Ralph Goldstein

Personal information
- Full name: Ralph Myer Goldstein
- Born: October 6, 1913 Malden, Massachusetts, U.S.
- Died: July 25, 1997 (aged 83) Bennington, Vermont, U.S.

Sport
- Country: United States
- Sport: Fencing
- Event: épée
- College team: Brooklyn College
- Club: Salle Santelli

= Ralph Goldstein (fencer) =

American fencer (1913–1997)

Ralph Myer Goldstein (October 6, 1913 – July 25, 1997) was an American Olympic épée fencer.

==Early and personal life==
Goldstein was born in Malden, Massachusetts, and was Jewish. He grew up on the Lower East Side in Manhattan, New York, and attended Brooklyn College, fencing for the college's fencing team. He lived in Yonkers, New York, and in Waterbury, Connecticut, from 1948 on.

He was killed in a car accident in July 1997, at the age of 83, when Goldstein had a heart attack and his car collided in a head-on collision with a propane truck outside Bennington, Vermont.

==Fencing career==
Goldstein competed for the United States in the team épée events at the 1948 Summer Olympics in London and the 1956 Summer Olympics in Melbourne, and was captain of the team at the 1960 Summer Olympics in Rome.

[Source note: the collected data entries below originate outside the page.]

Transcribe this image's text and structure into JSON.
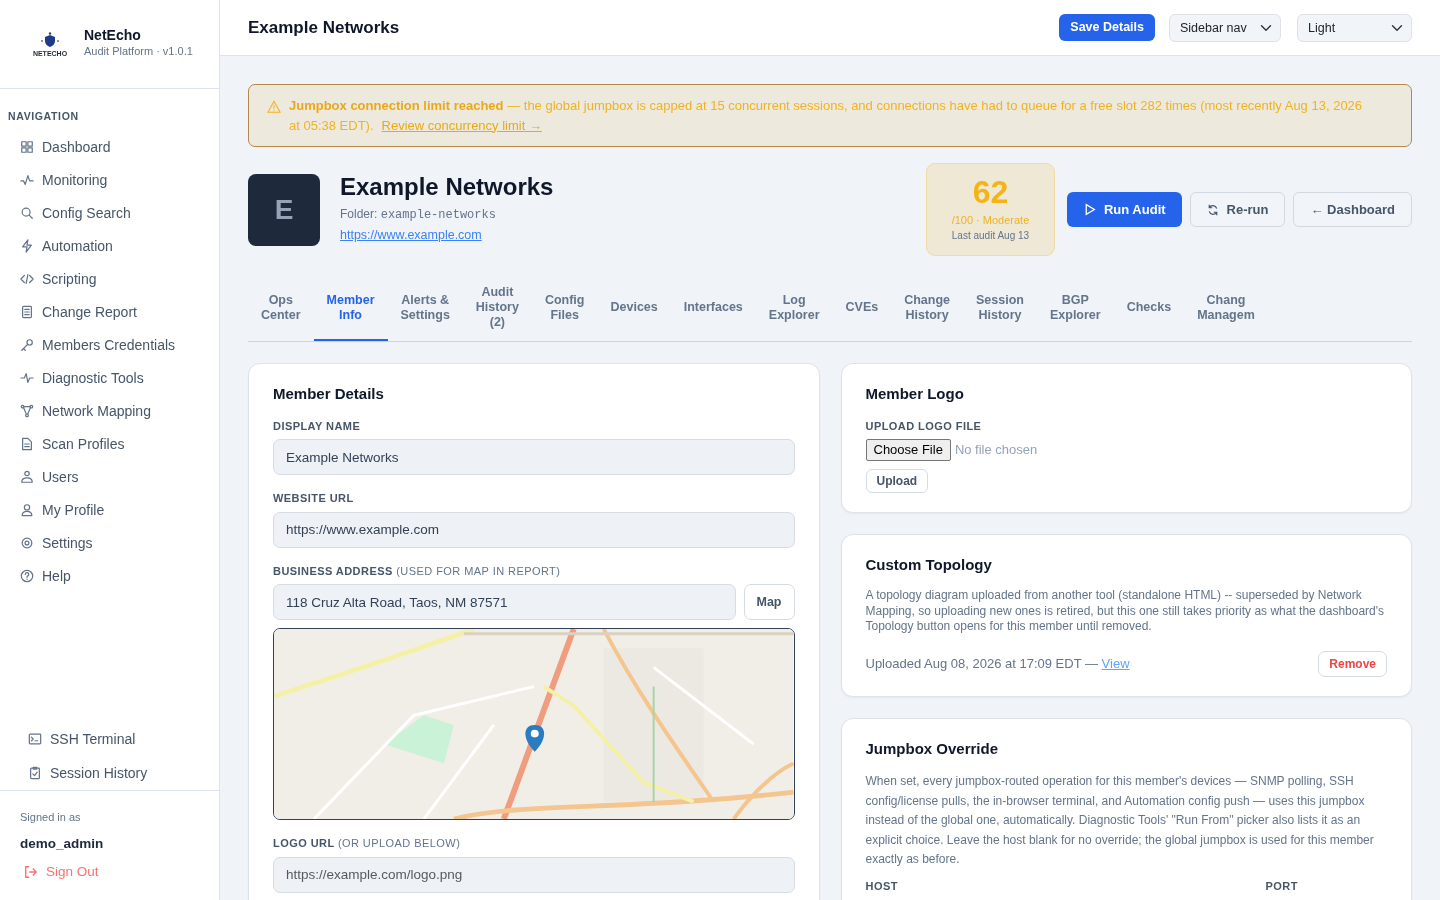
{
  "brand": {
    "logo_text": "NETECHO",
    "name": "NetEcho",
    "subtitle": "Audit Platform · v1.0.1"
  },
  "sidebar": {
    "heading": "NAVIGATION",
    "items": [
      {
        "label": "Dashboard"
      },
      {
        "label": "Monitoring"
      },
      {
        "label": "Config Search"
      },
      {
        "label": "Automation"
      },
      {
        "label": "Scripting"
      },
      {
        "label": "Change Report"
      },
      {
        "label": "Members Credentials"
      },
      {
        "label": "Diagnostic Tools"
      },
      {
        "label": "Network Mapping"
      },
      {
        "label": "Scan Profiles"
      },
      {
        "label": "Users"
      },
      {
        "label": "My Profile"
      },
      {
        "label": "Settings"
      },
      {
        "label": "Help"
      }
    ],
    "bottom_items": [
      {
        "label": "SSH Terminal"
      },
      {
        "label": "Session History"
      }
    ],
    "signed_in_label": "Signed in as",
    "user": "demo_admin",
    "sign_out": "Sign Out"
  },
  "header": {
    "title": "Example Networks",
    "save_button": "Save Details",
    "selects": [
      {
        "value": "Sidebar nav"
      },
      {
        "value": "Light"
      }
    ]
  },
  "alert": {
    "title": "Jumpbox connection limit reached",
    "text": " — the global jumpbox is capped at 15 concurrent sessions, and connections have had to queue for a free slot 282 times (most recently Aug 13, 2026 at 05:38 EDT).",
    "link": "Review concurrency limit →"
  },
  "member": {
    "initial": "E",
    "name": "Example Networks",
    "folder_label": "Folder:",
    "folder": "example-networks",
    "url": "https://www.example.com",
    "score": {
      "value": "62",
      "rating": "/100 · Moderate",
      "last_audit": "Last audit Aug 13"
    },
    "buttons": [
      {
        "label": "Run Audit",
        "kind": "primary"
      },
      {
        "label": "Re-run",
        "kind": "rerun"
      },
      {
        "label": "← Dashboard",
        "kind": "back"
      }
    ]
  },
  "tabs": [
    {
      "label": "Ops Center",
      "selected": false
    },
    {
      "label": "Member Info",
      "selected": true
    },
    {
      "label": "Alerts & Settings",
      "selected": false
    },
    {
      "label": "Audit History (2)",
      "selected": false
    },
    {
      "label": "Config Files",
      "selected": false
    },
    {
      "label": "Devices",
      "selected": false
    },
    {
      "label": "Interfaces",
      "selected": false
    },
    {
      "label": "Log Explorer",
      "selected": false
    },
    {
      "label": "CVEs",
      "selected": false
    },
    {
      "label": "Change History",
      "selected": false
    },
    {
      "label": "Session History",
      "selected": false
    },
    {
      "label": "BGP Explorer",
      "selected": false
    },
    {
      "label": "Checks",
      "selected": false
    },
    {
      "label": "Chang Managem",
      "selected": false
    }
  ],
  "member_details": {
    "title": "Member Details",
    "fields": [
      {
        "label": "DISPLAY NAME",
        "value": "Example Networks"
      },
      {
        "label": "WEBSITE URL",
        "value": "https://www.example.com"
      },
      {
        "label": "BUSINESS ADDRESS",
        "hint": "(USED FOR MAP IN REPORT)",
        "value": "118 Cruz Alta Road, Taos, NM 87571",
        "button": "Map"
      },
      {
        "label": "LOGO URL",
        "hint": "(OR UPLOAD BELOW)",
        "placeholder": "https://example.com/logo.png"
      }
    ]
  },
  "member_logo": {
    "title": "Member Logo",
    "label": "UPLOAD LOGO FILE",
    "file_button": "Choose File",
    "file_status": "No file chosen",
    "upload_button": "Upload"
  },
  "custom_topology": {
    "title": "Custom Topology",
    "text": "A topology diagram uploaded from another tool (standalone HTML) -- superseded by Network Mapping, so uploading new ones is retired, but this one still takes priority as what the dashboard's Topology button opens for this member until removed.",
    "uploaded": "Uploaded Aug 08, 2026 at 17:09 EDT — ",
    "view_link": "View",
    "remove_button": "Remove"
  },
  "jumpbox_override": {
    "title": "Jumpbox Override",
    "text": "When set, every jumpbox-routed operation for this member's devices — SNMP polling, SSH config/license pulls, the in-browser terminal, and Automation config push — uses this jumpbox instead of the global one, automatically. Diagnostic Tools' \"Run From\" picker also lists it as an explicit choice. Leave the host blank for no override; the global jumpbox is used for this member exactly as before.",
    "host_label": "HOST",
    "port_label": "PORT"
  }
}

He won Amateur Fencers League of America (AFLA) titles in team épée with Salle Santelli in 1947-48, 1950, 1953, and 1955, and won team 3-weapon titles in 1952-54.

Goldstein also competed in many of the Maccabiah Games in Israel, the Olympic-style competition for Jewish athletes. He won a silver medal in epee at the 1953 Maccabiah Games, losing in the finals to Great Britain's world champion runner-up Allan Jay.

He was Secretary of the Amateur Fencers League of America (now the United States Fencing Association) from 1957-60. He was also Editor of American Fencing magazine from 1969-76.

Goldstein was inducted into the US Fencing Hall of Fame. In 1988 he was also named a Referee Emeritus, the highest honor for USA Fencing referees, awarded for multiple Olympic experience and great service to the sport of fencing in the national and international arenas, thereby retaining his USA Fencing referee rating for life. The Ralph Goldstein Memorial Épée Open is held annually in his honor.